Now, the President insists on emphasising the predominance of Royal and S. Thomas'. She is sending the message to key and low-key private sector employers ( IBM John Keells, Roten Vander, the whole works ) that the Thomians and Royalists are the creme de la creme, the elite, the best of the best. Therefore, we suppose the private sector should start hiring these fellows, because they are the best, even though some of them ( drat it) have now taken to inhaling intoxicating drugs.With President Kumaratunga, the wheel has turned a full circle. She now insists that the SLFP are the champions of privatisation. She now gives back the throne to Royal and S. Thomas', even though the compliment may be tainted and albeit backhandish.
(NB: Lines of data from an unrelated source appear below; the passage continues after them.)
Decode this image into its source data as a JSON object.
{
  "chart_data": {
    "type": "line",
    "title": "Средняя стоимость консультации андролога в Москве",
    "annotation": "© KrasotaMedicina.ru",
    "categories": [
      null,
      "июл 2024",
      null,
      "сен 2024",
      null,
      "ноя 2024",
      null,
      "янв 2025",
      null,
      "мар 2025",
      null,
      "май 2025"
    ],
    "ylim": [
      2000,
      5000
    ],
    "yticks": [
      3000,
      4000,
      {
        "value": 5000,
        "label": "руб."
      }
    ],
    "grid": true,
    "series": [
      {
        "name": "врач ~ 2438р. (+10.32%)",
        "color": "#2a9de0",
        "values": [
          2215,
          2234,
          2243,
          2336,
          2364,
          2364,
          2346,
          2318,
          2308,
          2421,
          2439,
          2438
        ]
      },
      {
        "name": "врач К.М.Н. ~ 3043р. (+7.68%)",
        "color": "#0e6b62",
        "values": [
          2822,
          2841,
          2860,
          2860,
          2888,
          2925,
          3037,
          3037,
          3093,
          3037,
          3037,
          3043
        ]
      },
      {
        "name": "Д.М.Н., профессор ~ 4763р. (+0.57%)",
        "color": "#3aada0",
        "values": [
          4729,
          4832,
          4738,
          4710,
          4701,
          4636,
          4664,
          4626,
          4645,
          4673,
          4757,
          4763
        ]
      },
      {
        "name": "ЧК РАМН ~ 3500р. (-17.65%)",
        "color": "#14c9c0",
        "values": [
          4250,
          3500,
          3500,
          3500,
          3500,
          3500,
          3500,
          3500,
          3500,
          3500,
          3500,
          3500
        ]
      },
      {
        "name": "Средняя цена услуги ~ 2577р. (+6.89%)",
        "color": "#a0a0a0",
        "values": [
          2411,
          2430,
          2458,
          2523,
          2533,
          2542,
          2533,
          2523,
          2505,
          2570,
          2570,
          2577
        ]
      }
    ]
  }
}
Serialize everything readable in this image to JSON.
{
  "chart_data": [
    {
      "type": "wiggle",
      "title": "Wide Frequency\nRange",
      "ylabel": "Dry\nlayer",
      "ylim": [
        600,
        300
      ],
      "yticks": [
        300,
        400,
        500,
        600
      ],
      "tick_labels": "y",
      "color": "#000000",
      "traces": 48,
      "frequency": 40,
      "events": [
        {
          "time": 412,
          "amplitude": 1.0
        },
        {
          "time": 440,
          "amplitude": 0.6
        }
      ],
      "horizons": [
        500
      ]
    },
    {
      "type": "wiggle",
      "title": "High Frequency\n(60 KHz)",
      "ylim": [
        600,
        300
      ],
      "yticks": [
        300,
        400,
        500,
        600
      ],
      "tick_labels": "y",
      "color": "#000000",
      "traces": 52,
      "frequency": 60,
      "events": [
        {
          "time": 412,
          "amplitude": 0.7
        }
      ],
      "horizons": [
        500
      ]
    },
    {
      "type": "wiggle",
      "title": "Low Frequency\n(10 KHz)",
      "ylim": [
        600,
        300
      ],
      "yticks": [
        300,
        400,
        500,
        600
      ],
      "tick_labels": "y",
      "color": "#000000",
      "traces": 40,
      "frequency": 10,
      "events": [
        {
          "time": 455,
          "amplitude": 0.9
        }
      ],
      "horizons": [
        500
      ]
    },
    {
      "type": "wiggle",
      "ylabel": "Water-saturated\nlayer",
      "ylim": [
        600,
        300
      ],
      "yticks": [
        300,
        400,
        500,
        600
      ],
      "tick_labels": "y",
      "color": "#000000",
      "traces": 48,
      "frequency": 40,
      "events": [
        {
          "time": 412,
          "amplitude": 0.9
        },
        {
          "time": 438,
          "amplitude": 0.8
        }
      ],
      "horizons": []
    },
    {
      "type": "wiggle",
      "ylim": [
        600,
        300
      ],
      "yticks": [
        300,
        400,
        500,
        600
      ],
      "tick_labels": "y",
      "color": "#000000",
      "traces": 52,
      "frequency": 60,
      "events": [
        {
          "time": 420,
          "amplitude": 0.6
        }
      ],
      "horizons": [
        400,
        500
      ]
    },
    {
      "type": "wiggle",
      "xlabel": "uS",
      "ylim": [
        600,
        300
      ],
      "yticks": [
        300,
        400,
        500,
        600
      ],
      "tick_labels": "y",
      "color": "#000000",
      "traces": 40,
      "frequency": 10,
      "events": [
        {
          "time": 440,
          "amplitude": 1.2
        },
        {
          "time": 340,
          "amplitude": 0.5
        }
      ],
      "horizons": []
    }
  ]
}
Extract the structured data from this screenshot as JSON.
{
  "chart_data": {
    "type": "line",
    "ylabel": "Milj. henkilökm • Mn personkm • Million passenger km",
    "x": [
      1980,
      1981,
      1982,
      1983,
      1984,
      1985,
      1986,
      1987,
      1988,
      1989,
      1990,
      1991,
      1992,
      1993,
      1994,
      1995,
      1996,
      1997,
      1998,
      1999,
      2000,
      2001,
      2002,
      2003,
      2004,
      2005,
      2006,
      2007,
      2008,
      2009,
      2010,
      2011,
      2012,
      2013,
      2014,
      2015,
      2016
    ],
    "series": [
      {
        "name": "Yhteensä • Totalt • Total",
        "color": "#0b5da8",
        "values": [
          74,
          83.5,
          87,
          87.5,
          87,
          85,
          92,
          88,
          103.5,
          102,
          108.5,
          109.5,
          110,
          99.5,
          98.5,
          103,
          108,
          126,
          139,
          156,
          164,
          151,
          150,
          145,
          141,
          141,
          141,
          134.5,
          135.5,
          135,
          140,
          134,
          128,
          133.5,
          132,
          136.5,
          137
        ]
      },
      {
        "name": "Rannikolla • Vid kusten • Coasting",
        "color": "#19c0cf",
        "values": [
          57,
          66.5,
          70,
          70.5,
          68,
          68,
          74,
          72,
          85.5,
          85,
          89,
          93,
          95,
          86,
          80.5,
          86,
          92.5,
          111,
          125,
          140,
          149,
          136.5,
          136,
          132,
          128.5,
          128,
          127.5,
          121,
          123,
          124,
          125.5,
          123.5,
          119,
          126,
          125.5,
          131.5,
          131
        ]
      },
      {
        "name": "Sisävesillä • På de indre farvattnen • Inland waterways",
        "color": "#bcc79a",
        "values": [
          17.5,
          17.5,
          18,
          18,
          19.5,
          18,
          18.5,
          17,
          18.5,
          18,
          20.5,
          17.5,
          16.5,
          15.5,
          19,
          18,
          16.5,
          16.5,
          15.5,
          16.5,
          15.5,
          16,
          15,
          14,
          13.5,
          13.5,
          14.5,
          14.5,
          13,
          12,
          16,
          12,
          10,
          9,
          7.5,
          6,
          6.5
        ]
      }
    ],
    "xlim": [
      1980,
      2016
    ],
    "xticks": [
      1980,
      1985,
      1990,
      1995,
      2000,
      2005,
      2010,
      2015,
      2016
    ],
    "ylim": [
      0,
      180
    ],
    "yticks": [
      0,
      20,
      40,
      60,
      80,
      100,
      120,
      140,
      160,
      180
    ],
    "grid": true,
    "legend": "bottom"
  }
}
She says "even students of Royal and St. Thomas' have now become addicted to drugs." Can we try and deduce her line of thinking here? She thinks things are bad, but not so bad, if the hoi polloi take drugs in the maha vidyalaya's. Those are callow youth, ( maybe Jay Veee Pee Karaya's), but if the students from the country's two premier educational institutions take drugs, well that's a calamity.It is also incidental ( but she said it ) that the United National Party is responsible for the desecration of the two premier national schools. But, what's news. At one time or another, it has been said, that the United National Party has been responsible for everything that's wrong with this land , including irrepressible journalists.

But, to demonise the UNP, and apotheosise the two colleges that produced some of the key pillars of the UNP establishment, is even vaguely, to maintain two positions that are at odds. At bottom, Chandrika Kumaratunga stands for everything that the patricians of the UNP represented, privatisation, the liberalised economy ( a stronger dose) and now, the entrenching of two upper crust educational institutions as the premier educational institutions in the country.

So, if the PA stands for more or less the same things that the UNP stood for, how come the PA is gong to bequeath a different set of problems to what the UNP left behind when its term was up? That's hard guessing.

But, for the moment, about those two schools. The President says that some of the students from there are not averse to pulling a knife from under their socks when they "lose the Royal Thomian match." It's another matter that politicians always keep their daggers drawn. In the same speech, she had asserted that politics is a dirty game; that letting off politics is like letting off the Tiger's tail. One wonders why she is that afraid of letting go, if the legacy she is going to leave behind is lily white, unlike that of the UNP. But, that's an unnecessary question.

What's necessary is to wonder why our president ( bless her ) is so worried sick about a knife wielding psychopathic aberration at the Royal Thomian match if on her own admission, Parliament is infested with dirty men playing dirty games? It's a national trait, and she knows it best.

But, this thing about the two schools. It is difficult, yes, it is difficult, when one hails from Rosmead Place then Sorbonne and generally via that route, to cast ones mind away from the imagined importance of schools such as Royal and St. Thomas'.

President Premadasa came from a hoi polloi parripu Jinthupitiya background. ( Parippu being that trademark Royal Thomian put down word.) But, even he, couldn't resist being photographed at every Royal Thomian, like the rose between two thorns, between the Warden of S. Thomas' and the Principal of Royal at the Royal Thomian cricket match, that event of the year that politicians from a populist background would theoretically love to hate.

As for this President, she doesn't go there, physically, but her thoughts are always with these two schools. She talks of the Royal Thomian. She loves to hate these bad boys, the scoundrels, the scallywags, those wasters of parents money who take drugs.She laments that the UNP didn't take her son into Royal College, the brother's old school. But, whatever it may be, her thoughts are always with these boys. Not those boys. That must say something about our President.